Many children with heart problems present at birth grow up to lead healthy lives.

But having a congenital heart defect or caring for a child with one can be challenging. These tips may be helpful.

  • Seek support. You may find that talking with other people who've experienced the same situation brings you comfort and encouragement. Ask your health care provider if there are any support groups in your area.
  • Record your or your child's health history. Write down medications, surgery and other procedures, and the dates they were performed. Include the medical report from the surgeon, and other important information about your or your child's care. This information will be useful for health care providers who are unfamiliar with you or your child. It will also help your child transition from pediatric to adult providers.
  • Ask about sports and other activities. Many people with successful repair of a congenital heart defect usually have no activity restrictions. But some people with a congenital heart defect may need to limit exercise or sports activities. Your health care provider can tell you which sports and types of exercise are safe for you or your child.


There is no known prevention for atrioventricular canal defect.

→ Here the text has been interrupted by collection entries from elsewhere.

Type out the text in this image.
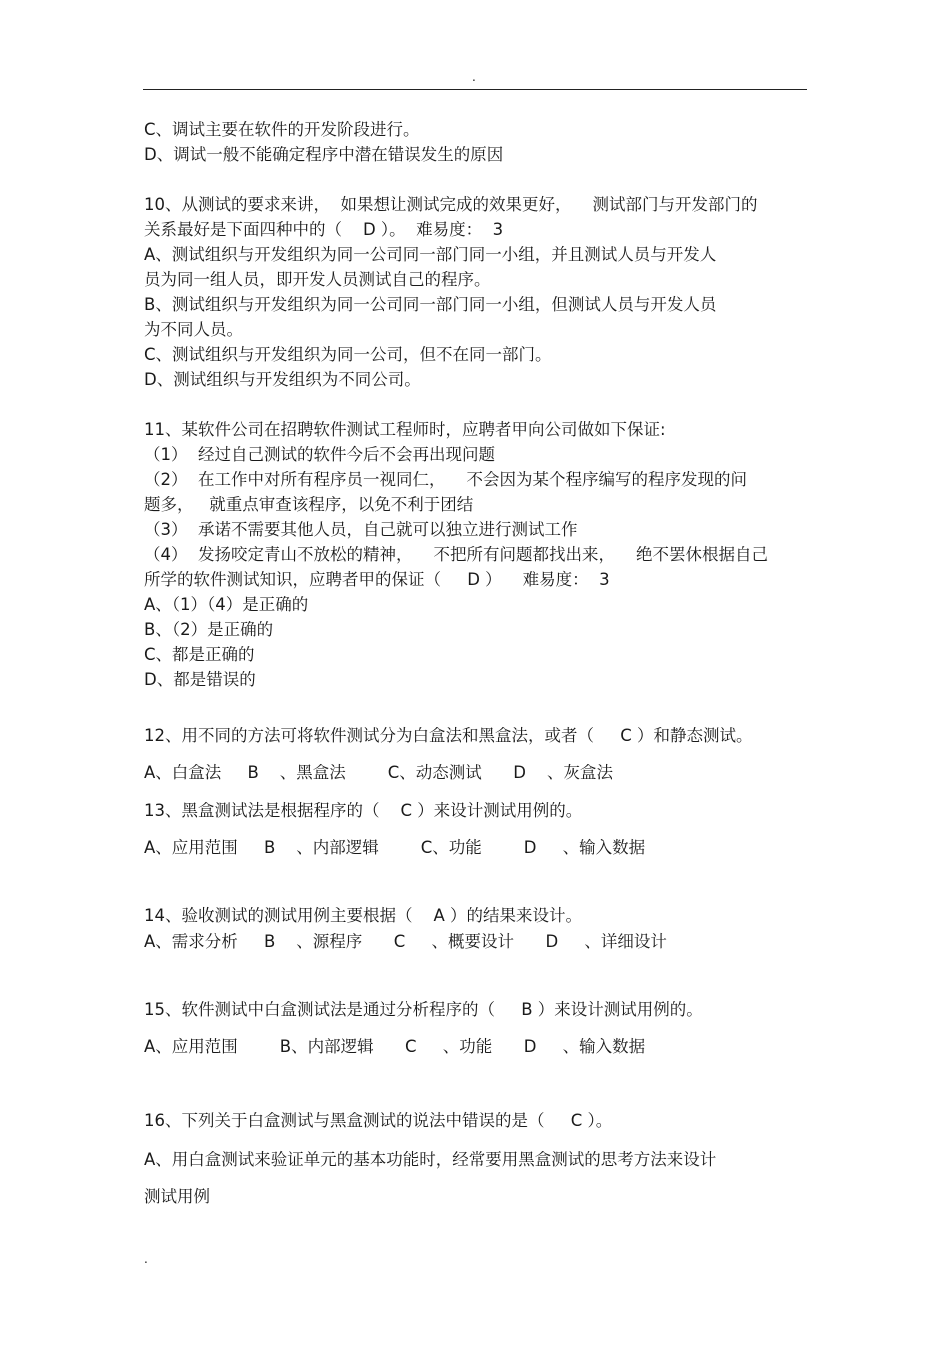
.
C、调试主要在软件的开发阶段进行。
D、调试一般不能确定程序中潜在错误发生的原因
10、从测试的要求来讲，  如果想让测试完成的效果更好，    测试部门与开发部门的
关系最好是下面四种中的（    D ）。  难易度：  3
A、测试组织与开发组织为同一公司同一部门同一小组，并且测试人员与开发人
员为同一组人员，即开发人员测试自己的程序。
B、测试组织与开发组织为同一公司同一部门同一小组，但测试人员与开发人员
为不同人员。
C、测试组织与开发组织为同一公司，但不在同一部门。
D、测试组织与开发组织为不同公司。
11、某软件公司在招聘软件测试工程师时，应聘者甲向公司做如下保证:
（1）  经过自己测试的软件今后不会再出现问题
（2）  在工作中对所有程序员一视同仁，    不会因为某个程序编写的程序发现的问
题多，   就重点审查该程序，以免不利于团结
（3）  承诺不需要其他人员，自己就可以独立进行测试工作
（4）  发扬咬定青山不放松的精神，    不把所有问题都找出来，    绝不罢休根据自己
所学的软件测试知识，应聘者甲的保证（     D ）    难易度：  3
A、（1）（4）是正确的
B、（2）是正确的
C、都是正确的
D、都是错误的
12、用不同的方法可将软件测试分为白盒法和黑盒法，或者（     C ）和静态测试。
A、白盒法     B    、黑盒法        C、动态测试      D    、灰盒法
13、黑盒测试法是根据程序的（    C ）来设计测试用例的。
A、应用范围     B    、内部逻辑        C、功能        D     、输入数据
14、验收测试的测试用例主要根据（    A ）的结果来设计。
A、需求分析     B    、源程序      C     、概要设计      D     、详细设计
15、软件测试中白盒测试法是通过分析程序的（     B ）来设计测试用例的。
A、应用范围        B、内部逻辑      C     、功能      D     、输入数据
16、下列关于白盒测试与黑盒测试的说法中错误的是（     C ）。
A、用白盒测试来验证单元的基本功能时，经常要用黑盒测试的思考方法来设计
测试用例
.
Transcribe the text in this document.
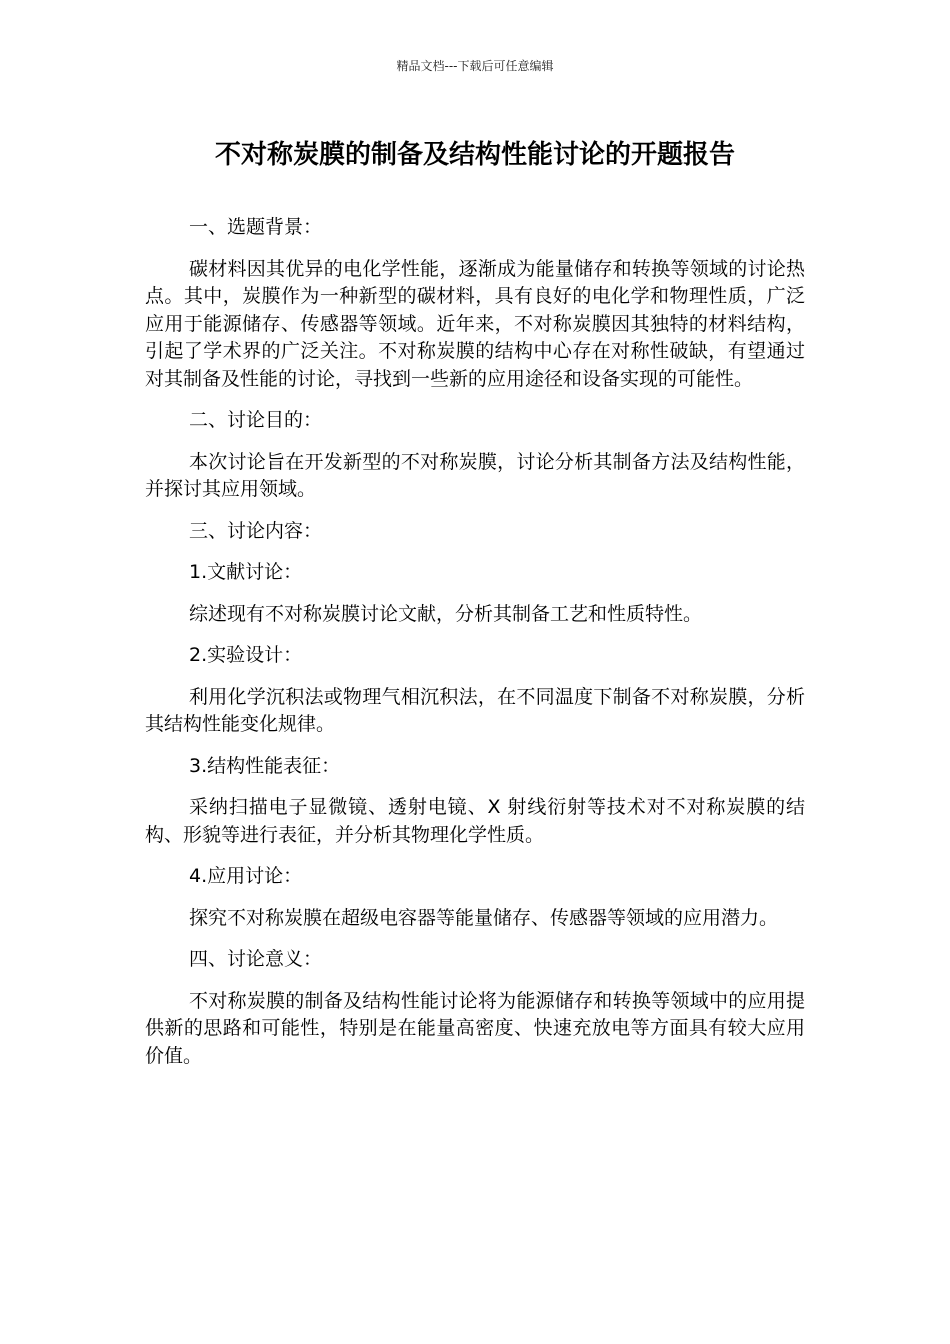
精品文档---下载后可任意编辑
不对称炭膜的制备及结构性能讨论的开题报告

一、选题背景：

碳材料因其优异的电化学性能，逐渐成为能量储存和转换等领域的讨论热点。其中，炭膜作为一种新型的碳材料，具有良好的电化学和物理性质，广泛应用于能源储存、传感器等领域。近年来，不对称炭膜因其独特的材料结构，引起了学术界的广泛关注。不对称炭膜的结构中心存在对称性破缺，有望通过对其制备及性能的讨论，寻找到一些新的应用途径和设备实现的可能性。

二、讨论目的：

本次讨论旨在开发新型的不对称炭膜，讨论分析其制备方法及结构性能，并探讨其应用领域。

三、讨论内容：

1.文献讨论：

综述现有不对称炭膜讨论文献，分析其制备工艺和性质特性。

2.实验设计：

利用化学沉积法或物理气相沉积法，在不同温度下制备不对称炭膜，分析其结构性能变化规律。

3.结构性能表征：

采纳扫描电子显微镜、透射电镜、X 射线衍射等技术对不对称炭膜的结构、形貌等进行表征，并分析其物理化学性质。

4.应用讨论：

探究不对称炭膜在超级电容器等能量储存、传感器等领域的应用潜力。

四、讨论意义：

不对称炭膜的制备及结构性能讨论将为能源储存和转换等领域中的应用提供新的思路和可能性，特别是在能量高密度、快速充放电等方面具有较大应用价值。
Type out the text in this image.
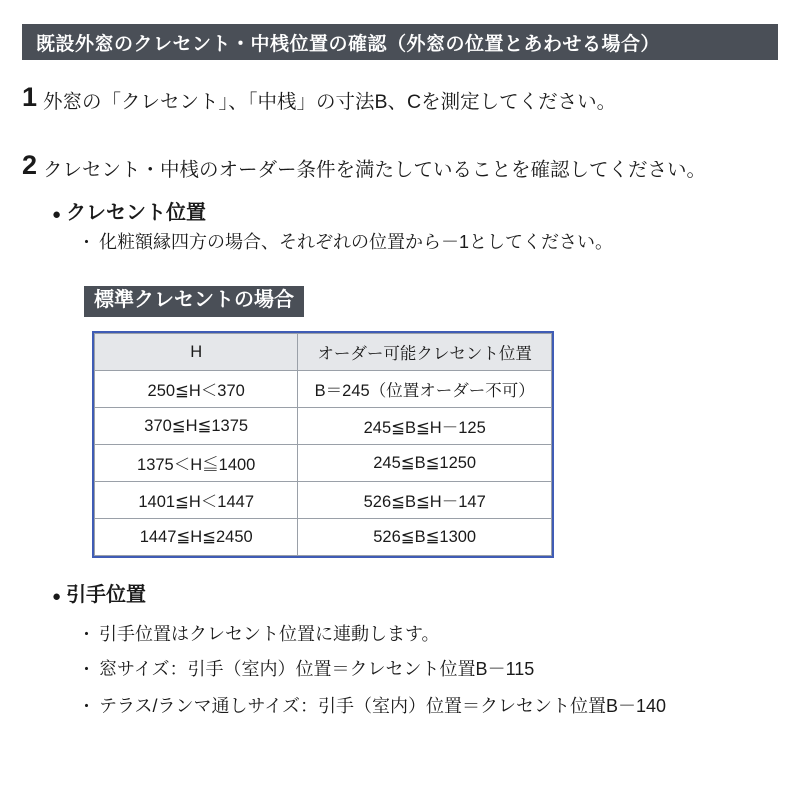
既設外窓のクレセント・中桟位置の確認（外窓の位置とあわせる場合）
1 外窓の「クレセント」、「中桟」の寸法B、Cを測定してください。
2 クレセント・中桟のオーダー条件を満たしていることを確認してください。
● クレセント位置
・ 化粧額縁四方の場合、それぞれの位置から－1としてください。
標準クレセントの場合
H	オーダー可能クレセント位置
250≦H＜370	B＝245（位置オーダー不可）
370≦H≦1375	245≦B≦H－125
1375＜H≦1400	245≦B≦1250
1401≦H＜1447	526≦B≦H－147
1447≦H≦2450	526≦B≦1300
● 引手位置
・ 引手位置はクレセント位置に連動します。
・ 窓サイズ：引手（室内）位置＝クレセント位置B－115
・ テラス/ランマ通しサイズ：引手（室内）位置＝クレセント位置B－140
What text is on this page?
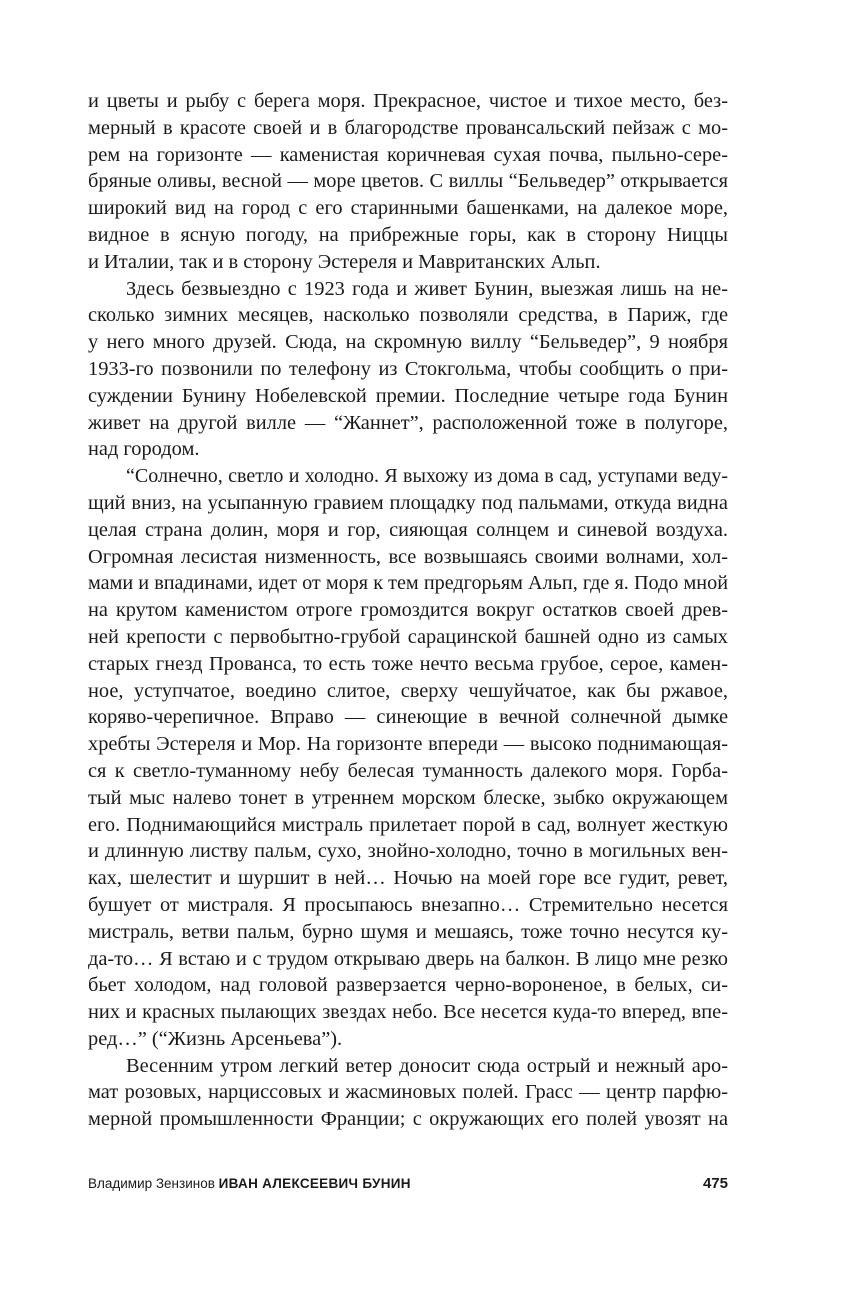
и цветы и рыбу с берега моря. Прекрасное, чистое и тихое место, без-
мерный в красоте своей и в благородстве провансальский пейзаж с мо-
рем на горизонте — каменистая коричневая сухая почва, пыльно-сере-
бряные оливы, весной — море цветов. С виллы “Бельведер” открывается
широкий вид на город с его старинными башенками, на далекое море,
видное в ясную погоду, на прибрежные горы, как в сторону Ниццы
и Италии, так и в сторону Эстереля и Мавританских Альп.
Здесь безвыездно с 1923 года и живет Бунин, выезжая лишь на не-
сколько зимних месяцев, насколько позволяли средства, в Париж, где
у него много друзей. Сюда, на скромную виллу “Бельведер”, 9 ноября
1933-го позвонили по телефону из Стокгольма, чтобы сообщить о при-
суждении Бунину Нобелевской премии. Последние четыре года Бунин
живет на другой вилле — “Жаннет”, расположенной тоже в полугоре,
над городом.
“Солнечно, светло и холодно. Я выхожу из дома в сад, уступами веду-
щий вниз, на усыпанную гравием площадку под пальмами, откуда видна
целая страна долин, моря и гор, сияющая солнцем и синевой воздуха.
Огромная лесистая низменность, все возвышаясь своими волнами, хол-
мами и впадинами, идет от моря к тем предгорьям Альп, где я. Подо мной
на крутом каменистом отроге громоздится вокруг остатков своей древ-
ней крепости с первобытно-грубой сарацинской башней одно из самых
старых гнезд Прованса, то есть тоже нечто весьма грубое, серое, камен-
ное, уступчатое, воедино слитое, сверху чешуйчатое, как бы ржавое,
коряво-черепичное. Вправо — синеющие в вечной солнечной дымке
хребты Эстереля и Мор. На горизонте впереди — высоко поднимающая-
ся к светло-туманному небу белесая туманность далекого моря. Горба-
тый мыс налево тонет в утреннем морском блеске, зыбко окружающем
его. Поднимающийся мистраль прилетает порой в сад, волнует жесткую
и длинную листву пальм, сухо, знойно-холодно, точно в могильных вен-
ках, шелестит и шуршит в ней… Ночью на моей горе все гудит, ревет,
бушует от мистраля. Я просыпаюсь внезапно… Стремительно несется
мистраль, ветви пальм, бурно шумя и мешаясь, тоже точно несутся ку-
да-то… Я встаю и с трудом открываю дверь на балкон. В лицо мне резко
бьет холодом, над головой разверзается черно-вороненое, в белых, си-
них и красных пылающих звездах небо. Все несется куда-то вперед, впе-
ред…” (“Жизнь Арсеньева”).
Весенним утром легкий ветер доносит сюда острый и нежный аро-
мат розовых, нарциссовых и жасминовых полей. Грасс — центр парфю-
мерной промышленности Франции; с окружающих его полей увозят на
Владимир Зензинов ИВАН АЛЕКСЕЕВИЧ БУНИН	475
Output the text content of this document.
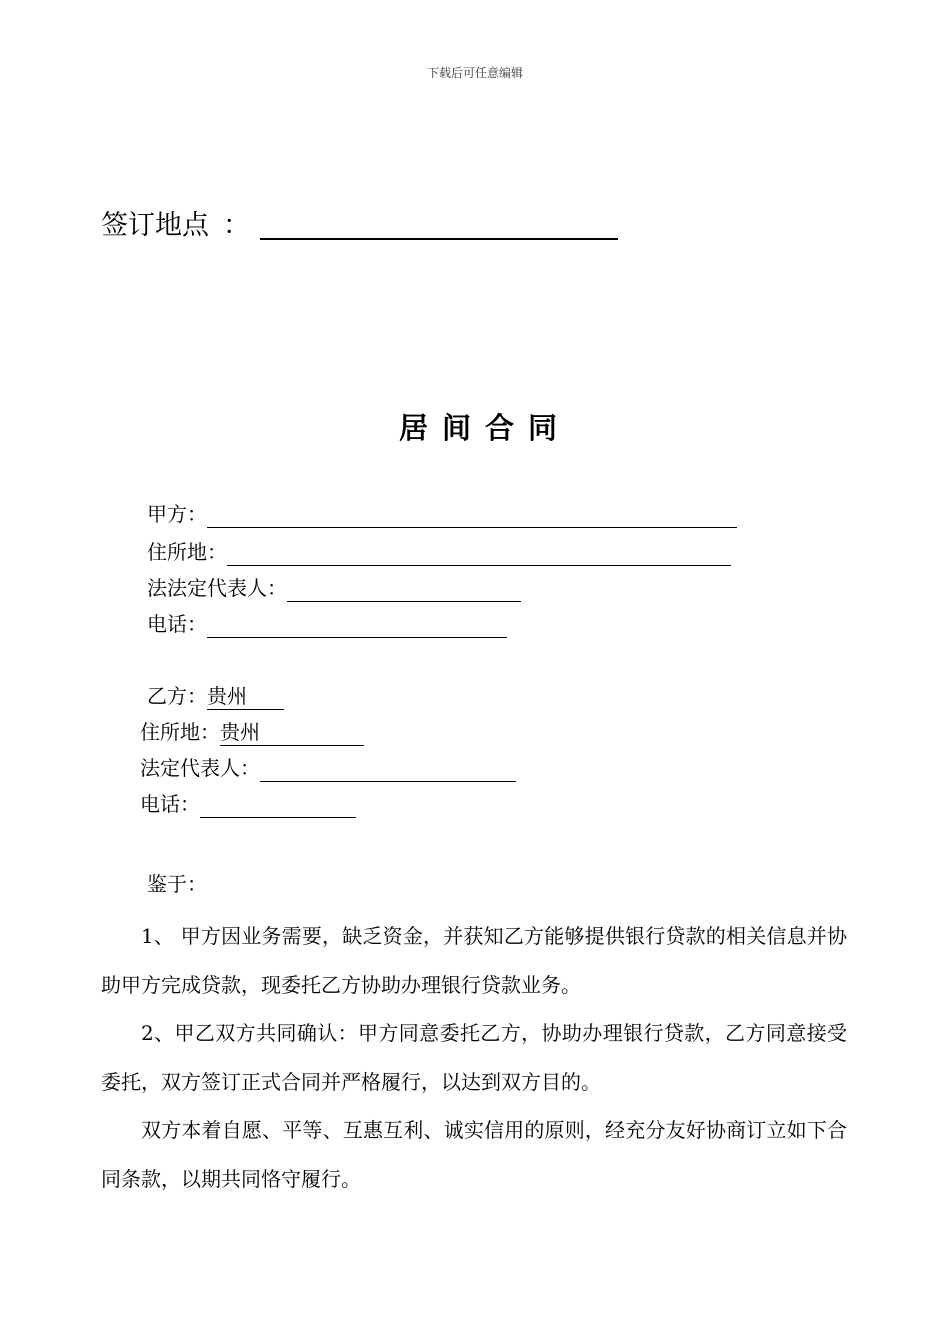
下载后可任意编辑
签订地点 ：
居间合同
甲方：
住所地：
法法定代表人：
电话：
乙方： 贵州
住所地： 贵州
法定代表人：
电话：
鉴于：
1、 甲方因业务需要，缺乏资金，并获知乙方能够提供银行贷款的相关信息并协助甲方完成贷款，现委托乙方协助办理银行贷款业务。
2、甲乙双方共同确认：甲方同意委托乙方，协助办理银行贷款，乙方同意接受委托，双方签订正式合同并严格履行，以达到双方目的。
双方本着自愿、平等、互惠互利、诚实信用的原则，经充分友好协商订立如下合同条款，以期共同恪守履行。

Some heart problems are passed down in families, which means they are inherited. If you have a family or personal history of congenital heart disease, talk with a genetic counselor and a cardiologist before getting pregnant.

Preparing for your appointment

You or your child might be referred to a doctor trained in heart conditions, called a cardiologist.

What you can do

  • Write down all symptoms, including any that may seem unrelated to the reason why you scheduled the appointment.
  • Make a list of all your medications, vitamins and supplements, including doses.
  • Write down important medical information, including other health conditions you have or your child has.
  • Write down questions to ask your health care provider.
  • Find out if your family has a history of heart disease.

What to expect from your doctor

Your health care provider is likely to ask many questions, such as:

  • When did you notice symptoms? Are they continuous or occasional?
  • What, if anything, makes the symptoms worse or better?
  • Did you have diabetes or a viral infection, such as measles, during pregnancy?
  • Did you take medications during pregnancy?
  • Did you use tobacco or alcohol during pregnancy?

Questions to ask your doctor

For atrioventricular canal defect, some questions might include:

  • What's the most likely cause of these symptoms?
  • What tests are needed? Is there any special preparation for them?
  • What treatment do you recommend?
  • How can we manage other health problems together with atrioventricular canal defect?

Don't hesitate to ask other questions you have.